Mesmo visualizando a fotografia em meu celular, afirmou reiteradamente que aquele homem não fazia parte do quadro de prestadores de serviço do Shopping.
Naturalmente, compreendo que não seria razoável esperar que assumisse qualquer vínculo naquele momento. Contudo, é de conhecimento público que diversos estabelecimentos comerciais contam com policiais realizando atividades particulares.
Caso exista alguma irregularidade, caberá exclusivamente às autoridades competentes apurá-la.
Permanecemos em conversa por aproximadamente uma hora.
Ao final, o Sr.
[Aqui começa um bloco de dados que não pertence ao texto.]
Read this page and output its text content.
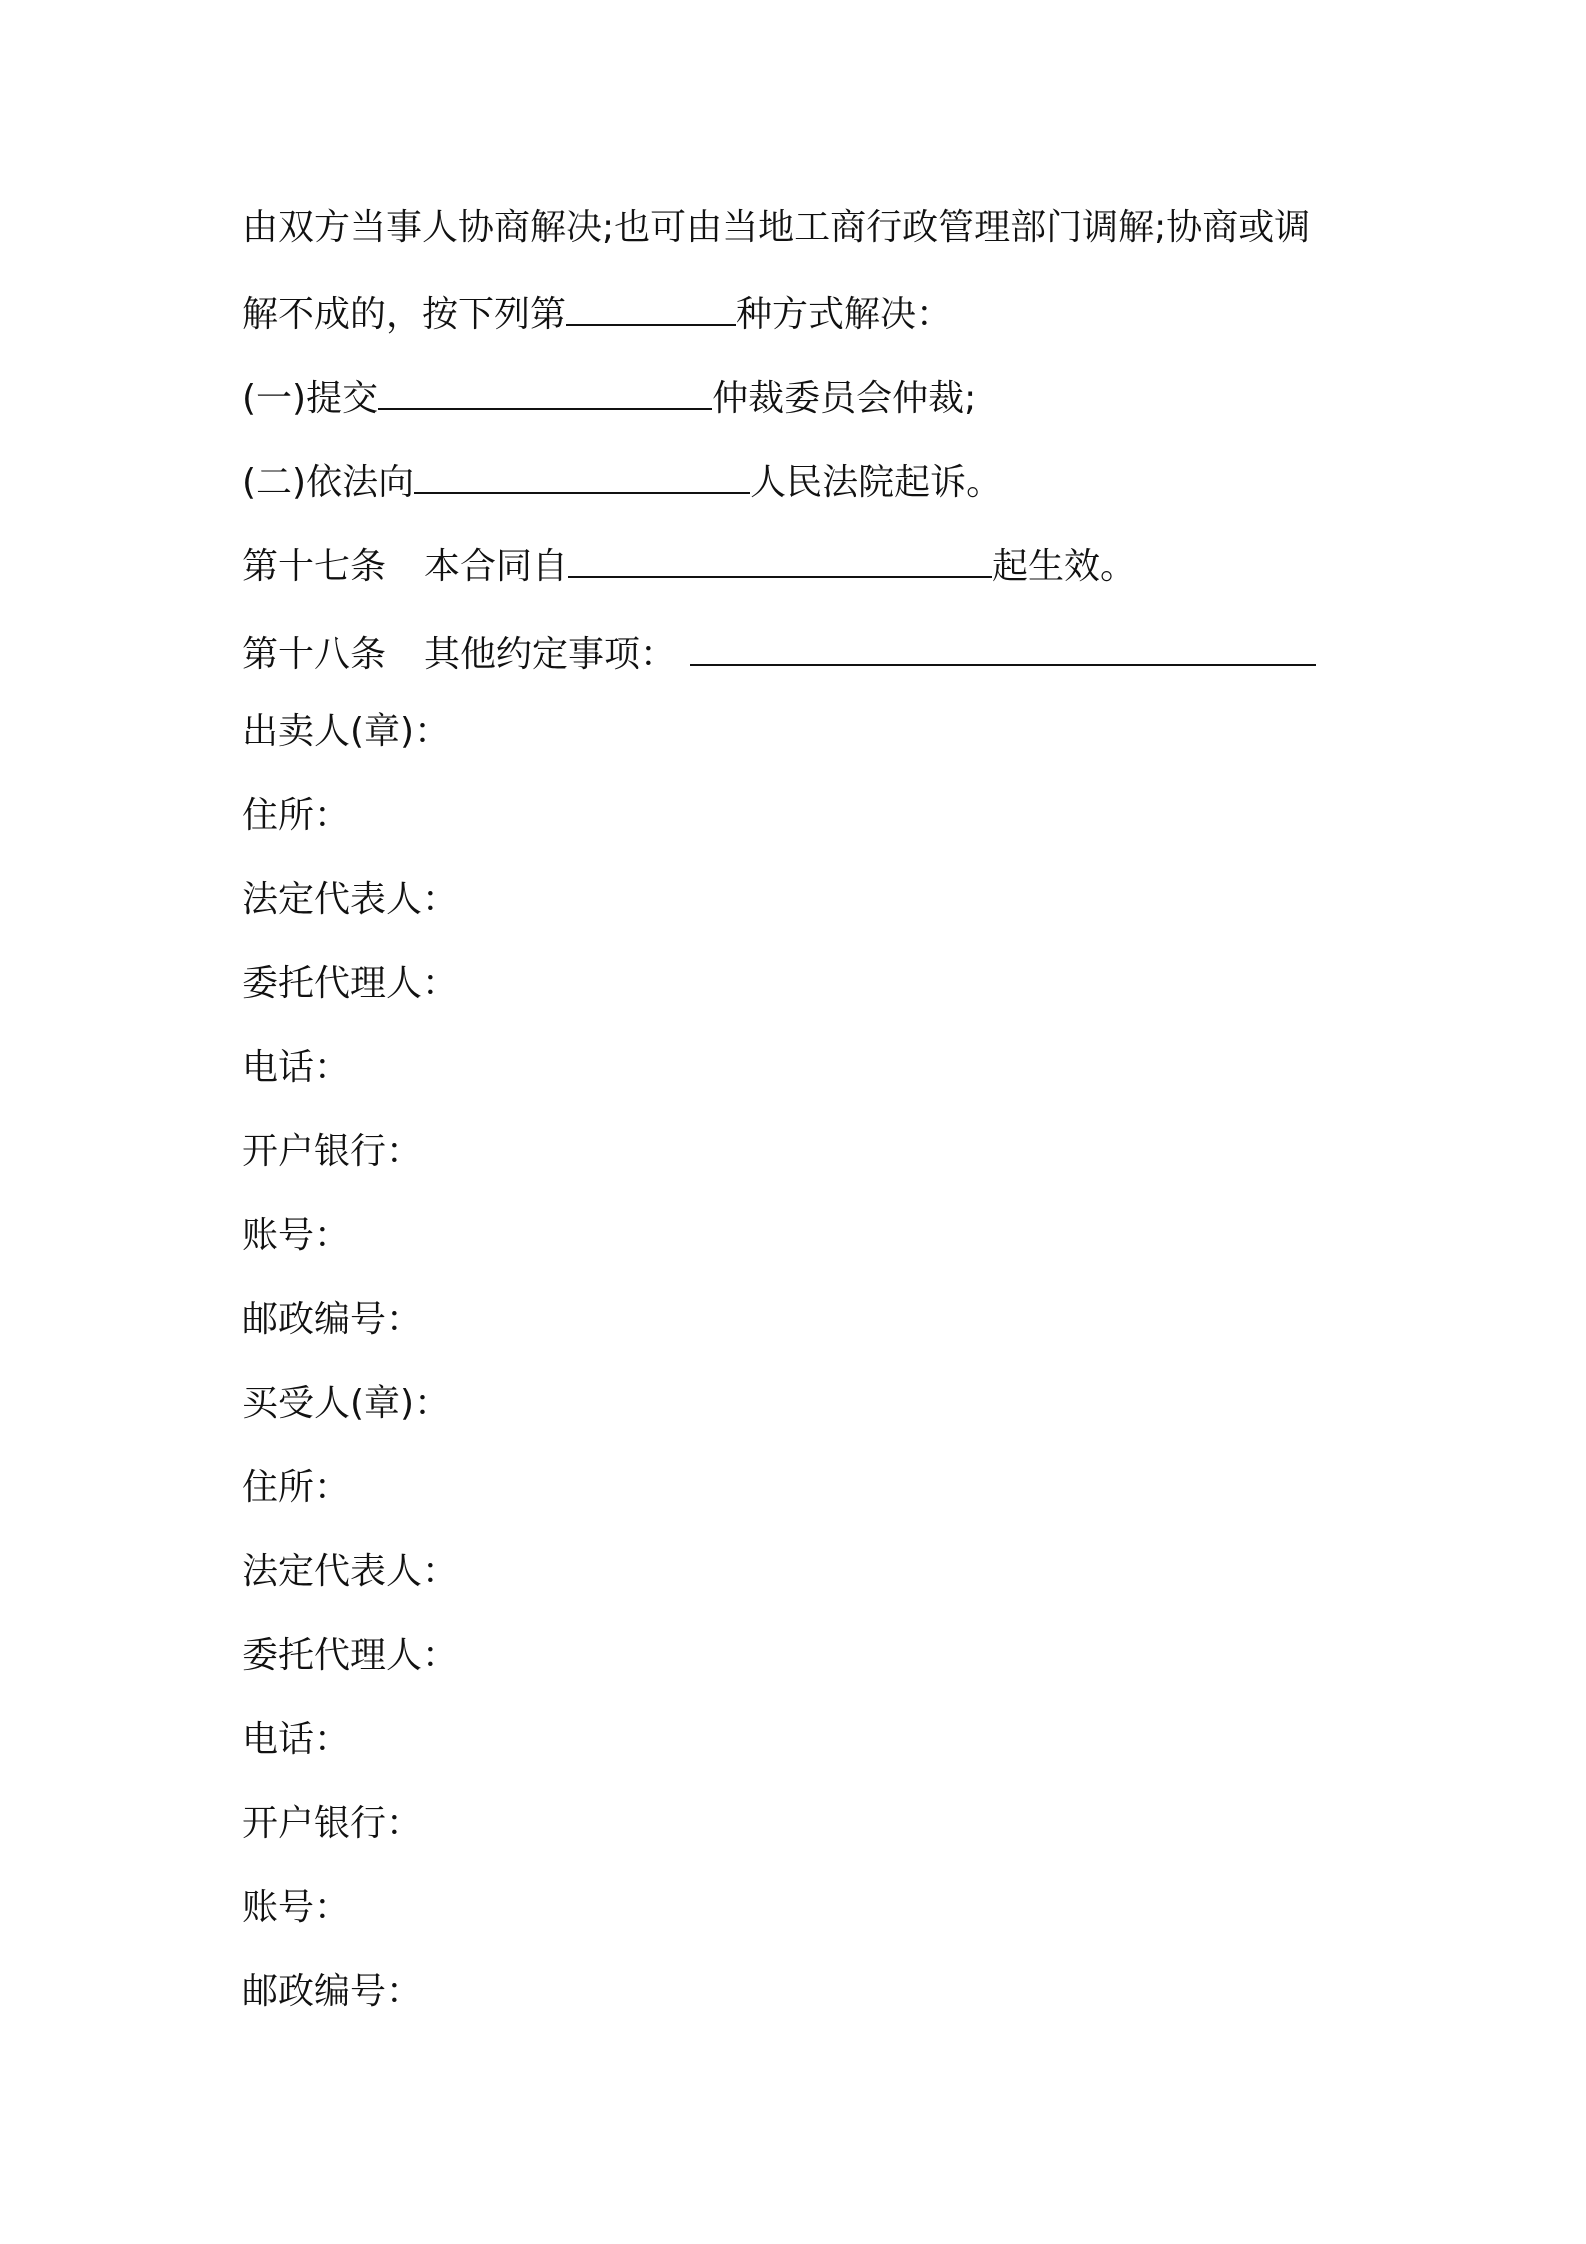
由双方当事人协商解决;也可由当地工商行政管理部门调解;协商或调
解不成的，按下列第	种方式解决：
(一)提交	仲裁委员会仲裁;
(二)依法向	人民法院起诉。
第十七条 本合同自	起生效。
第十八条 其他约定事项：
出卖人(章)：
住所：
法定代表人：
委托代理人：
电话：
开户银行：
账号：
邮政编号：
买受人(章)：
住所：
法定代表人：
委托代理人：
电话：
开户银行：
账号：
邮政编号：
Aparecido sugeriu que caminhássemos pelos corredores do shopping para tentar localizar o indivíduo.
Como era previsível, ele já não se encontrava mais no local.
Após essa tentativa, fomos acompanhados até a saída do Shopping.
Considerações finais
Sinceramente, tenho consciência de que situações como essa muitas vezes acabam sem qualquer consequência prática, justamente porque, infelizmente, vivemos em uma sociedade onde muitas vezes pessoas acabam protegendo outras pessoas.
Ainda assim, não podemos normalizar atitudes discriminatórias, preconceituosas ou racistas.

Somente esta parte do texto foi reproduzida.